Dopo qualche momento provammo le tre scene. In effetti Seamus faticò a ricordare i termini polizieschi, ma allo stesso tempo sembrava molto professionale e quando sbagliava rimaneva sorridente senza essere irritante. Fu però nella parte tra Esposito e Ryan che avemmo la conferma dei nostri sospetti. In qualche modo, Jon e Seamus riuscivano a comportarsi già come se si conoscessero da una vita, scherzando e infilando anche un paio di battute loro nella scena. Erano semplicemente fantastici. Alla fine fecero addirittura un feed the birds senza che fosse richiesto.
I due si scambiarono subito i numeri di telefono e poco dopo Seamus ci salutò e se ne andò. A quel punto ci riunimmo, attori e produttori, per decidere chi sarebbe diventato il detective Ryan. Ovviamente però non poteva andare tutto liscio. Stavolta ci fu un problema. I possibili detective erano due: Colby French e Seamus Dever. Il fatto era che non riuscivamo a decidere quale fosse il migliore. Il primo era molto professionale e simpatico, ma era con il secondo che Jon aveva trovato quel feeling che cercavamo, anche se faticava un po’ di più. Ma in fondo chi di noi nasce genio? Il problema era farlo capire a quei produttori-seguaci delle mie scarpe che sembravano non volerne saperne di Dever. Pensavano che, visto che French aveva già una base di fan, forse avrebbe portato qualcuna delle sue ammiratrici a vedere la serie. Non avevano capito che Castle avrebbe avuto in ben poco tempo un fandom sicuro. Di questo ne ero certo.
Alla fin fine dopo un’ora non eravamo ancora arrivati a niente e Marlowe fu costretto a rimandare la scelta a dopo pranzo. Non ci avevamo mai messo così tanto per decidere un personaggio. E avevo come l’impressione che non sarebbe bastato nemmeno il pomeriggio.
 
Come avevo immaginato, perdemmo altre due ore in conclave dopo pranzo, prima di capire che in questo modo non saremmo arrivati a niente. Marlowe decise che avremmo dovuto risentire French e Dever. Magari fuori dal set, giusto per vedere come se la cavavano con noi. Se Colby avesse acquisito quel pizzico in più con Huertas allora sarebbe stato dentro, se invece Seamus fosse riuscito a districarsi un poco con i termini polizieschi e avesse confermato il suo feeling con Jon, allora sarebbe entrato lui. Da quello che intuivo però, sembrava che Andrew avesse comunque l’intenzione di dare una parte a ognuno dei due. Certo, la differenza sarebbe stata che uno sarebbe stato fisso nel posto del detective Ryan, mentre l’altro invece avrebbe fatto forse da ospite per una puntata o due.
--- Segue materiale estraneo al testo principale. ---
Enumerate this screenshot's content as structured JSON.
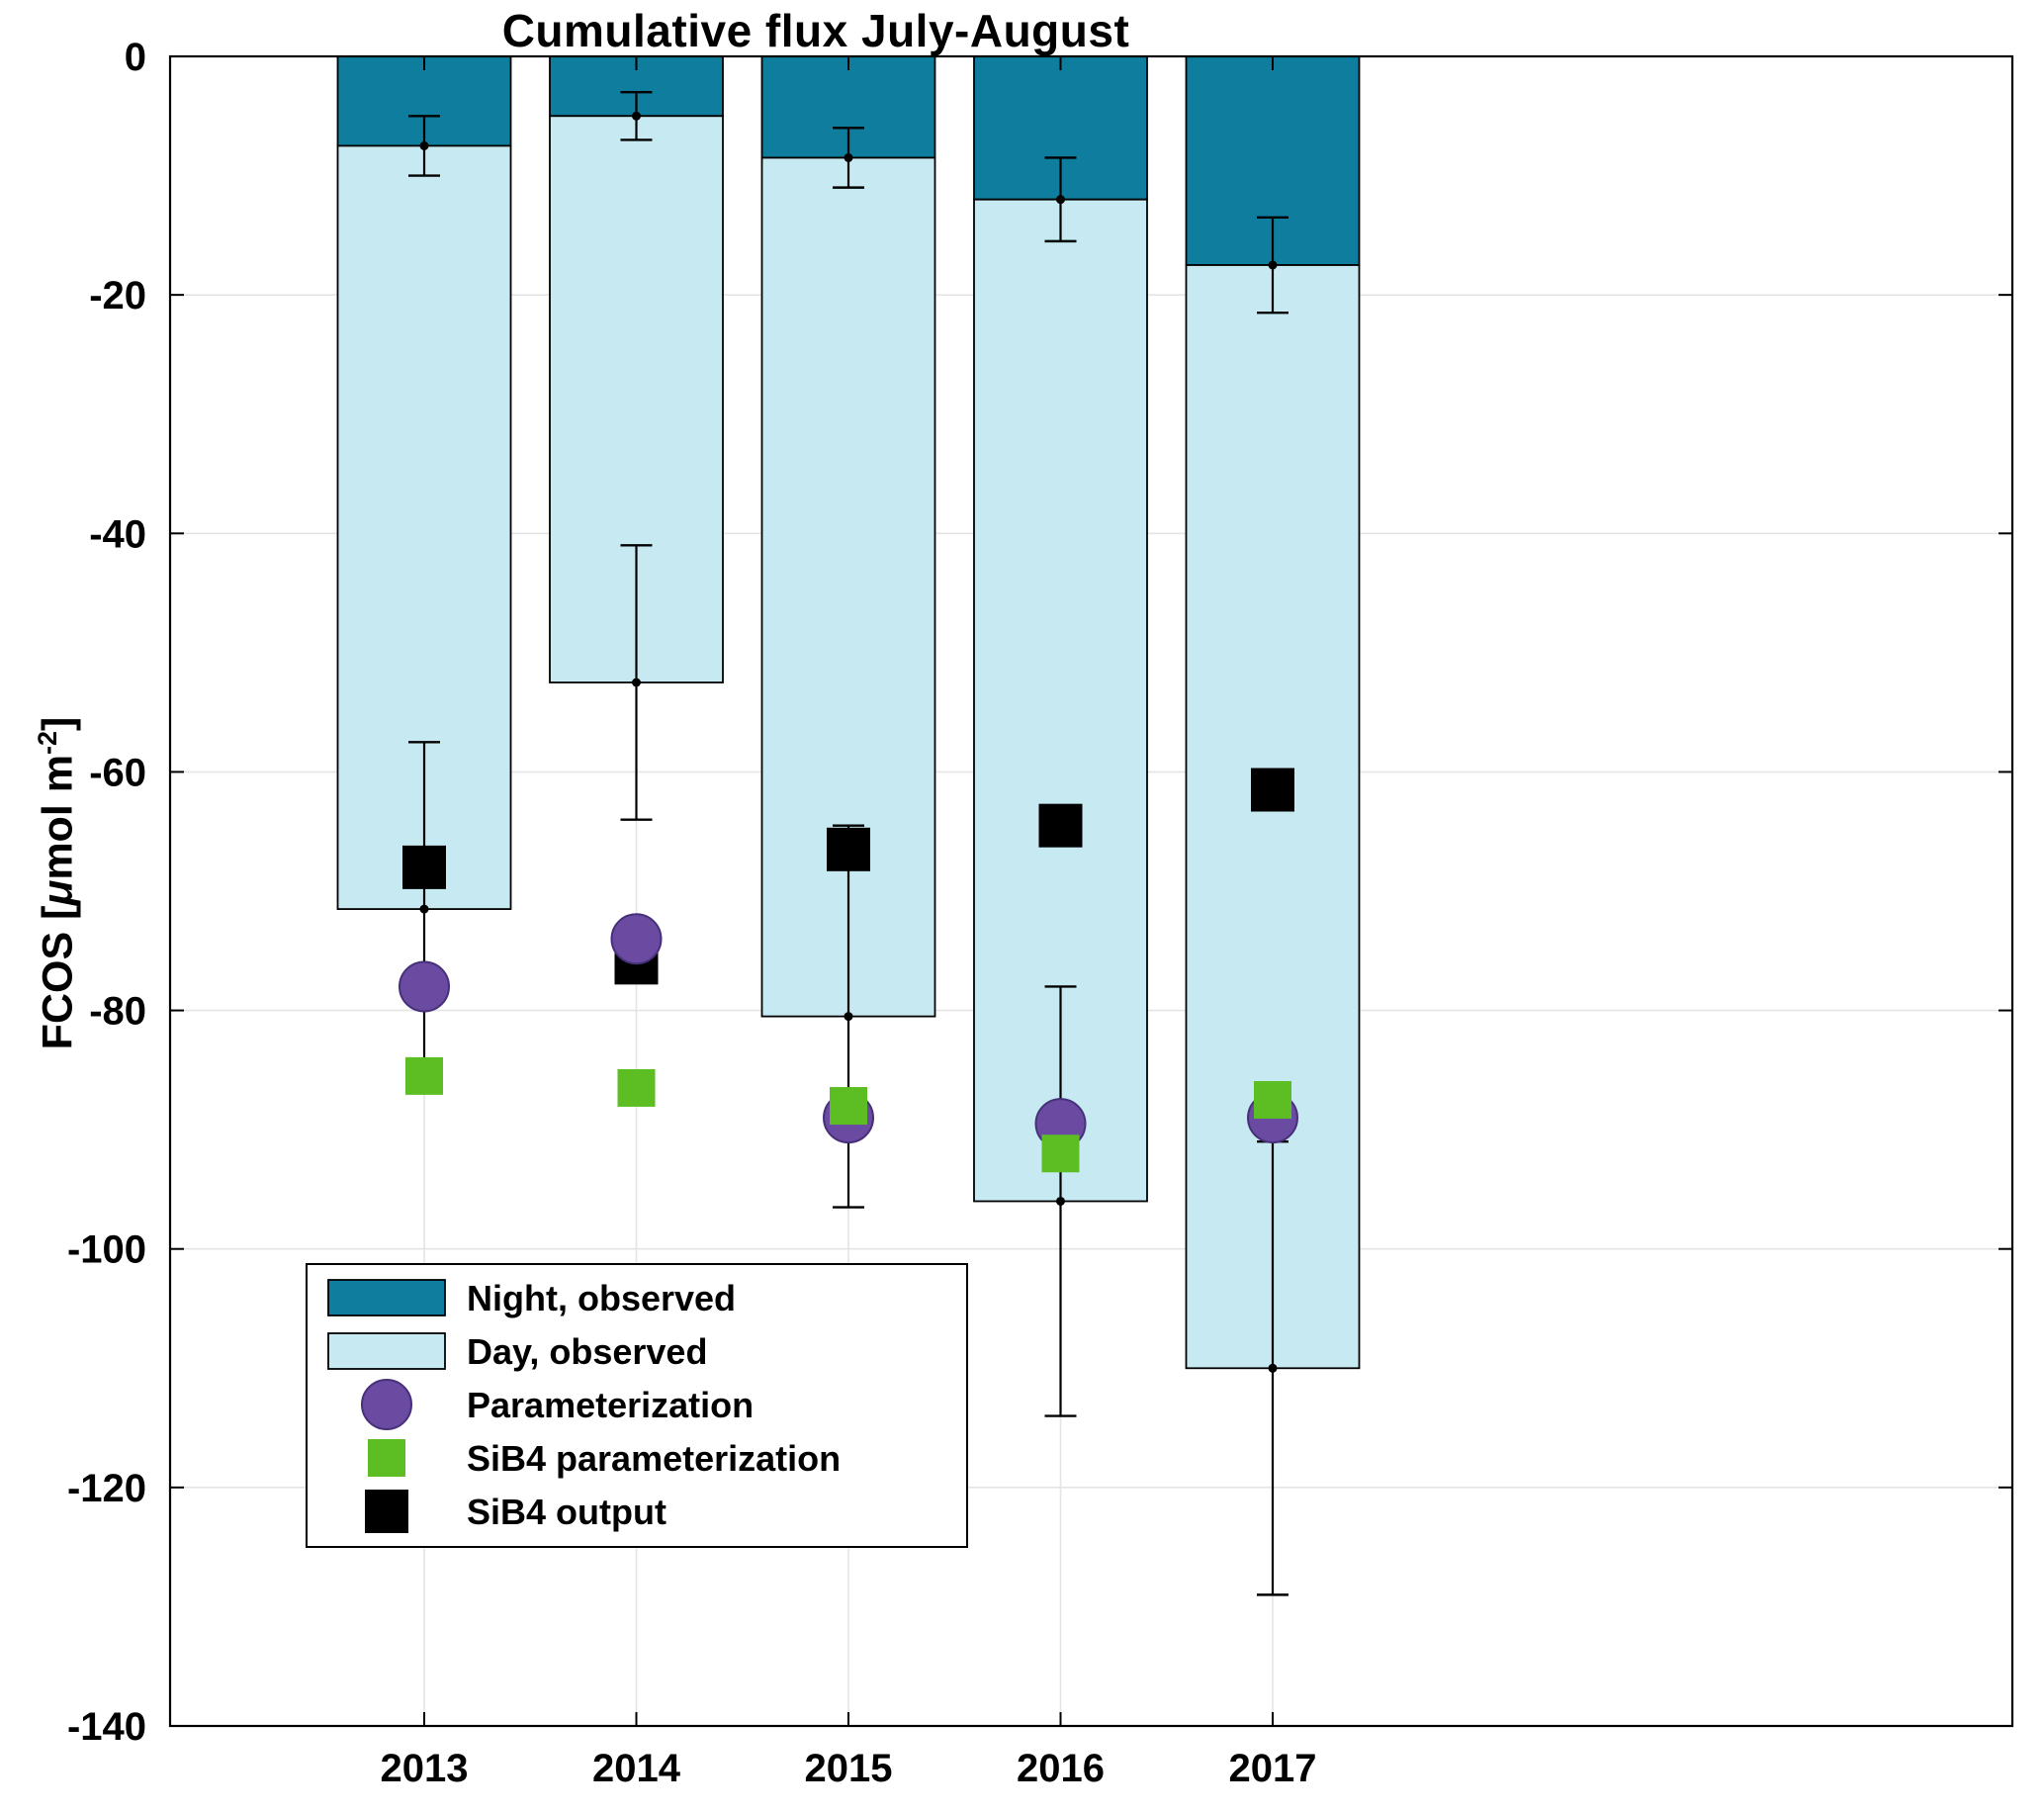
{
  "chart_data": {
    "type": "bar",
    "title": "Cumulative flux July-August",
    "ylabel_parts": {
      "pre": "FCOS [",
      "mu": "μ",
      "mid": "mol m",
      "sup": "-2",
      "post": "]"
    },
    "x_categories": [
      "2013",
      "2014",
      "2015",
      "2016",
      "2017"
    ],
    "ylim": [
      -140,
      0
    ],
    "yticks": [
      0,
      -20,
      -40,
      -60,
      -80,
      -100,
      -120,
      -140
    ],
    "grid": true,
    "legend_position": "bottom-left",
    "colors": {
      "night": "#0f7d9d",
      "day": "#c7eaf2",
      "parameterization": "#6b4aa2",
      "sib4_parameterization": "#5cbe22",
      "sib4_output": "#000000",
      "grid": "#e4e4e4"
    },
    "bars": {
      "night": {
        "label": "Night, observed",
        "color": "#0f7d9d",
        "values": [
          -7.5,
          -5,
          -8.5,
          -12,
          -17.5
        ],
        "errors": [
          2.5,
          2,
          2.5,
          3.5,
          4
        ]
      },
      "day": {
        "label": "Day, observed",
        "color": "#c7eaf2",
        "total_values": [
          -71.5,
          -52.5,
          -80.5,
          -96,
          -110
        ],
        "errors": [
          14,
          11.5,
          16,
          18,
          19
        ]
      }
    },
    "markers": [
      {
        "label": "Parameterization",
        "shape": "circle",
        "color": "#6b4aa2",
        "size": 50,
        "values": [
          -78,
          -74,
          -89,
          -89.5,
          -89
        ]
      },
      {
        "label": "SiB4 parameterization",
        "shape": "square",
        "color": "#5cbe22",
        "size": 38,
        "values": [
          -85.5,
          -86.5,
          -88,
          -92,
          -87.5
        ]
      },
      {
        "label": "SiB4 output",
        "shape": "square",
        "color": "#000000",
        "size": 44,
        "values": [
          -68,
          -76,
          -66.5,
          -64.5,
          -61.5
        ]
      }
    ],
    "marker_draw_order": [
      2,
      0,
      1
    ],
    "legend": [
      "Night, observed",
      "Day, observed",
      "Parameterization",
      "SiB4 parameterization",
      "SiB4 output"
    ]
  }
}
Alla fine concordammo sul rimandare la decisione. Andrew ci lascò andare a casa e disse che avrebbe pensato a qualcosa per risolvere la questione. Prima di tornarmene al mio appartamento, rimasi un poco a parlare con gli altri. Scoprii che io, Jon, Stana e Molly eravamo più orientati su Seamus. Tamala, Ruben e Susan invece non avevano ancora scelto. Venti minuti dopo ci salutammo e ce ne andammo.
Quella sera stessa Marlowe mi chiamò per dirmi che a sua moglie era venuta un’idea.
“L’idea di Terri sarebbe quella di una passeggiata al parco o una gita o qualcosa di simile. Giusto per vedere a colpo d’occhio chi si trova meglio con chi. Tu ci staresti?” Sorrisi. Adoravo le gite fuori porta con gli amici!
“Certo che ci sto!” replicai subito allegro.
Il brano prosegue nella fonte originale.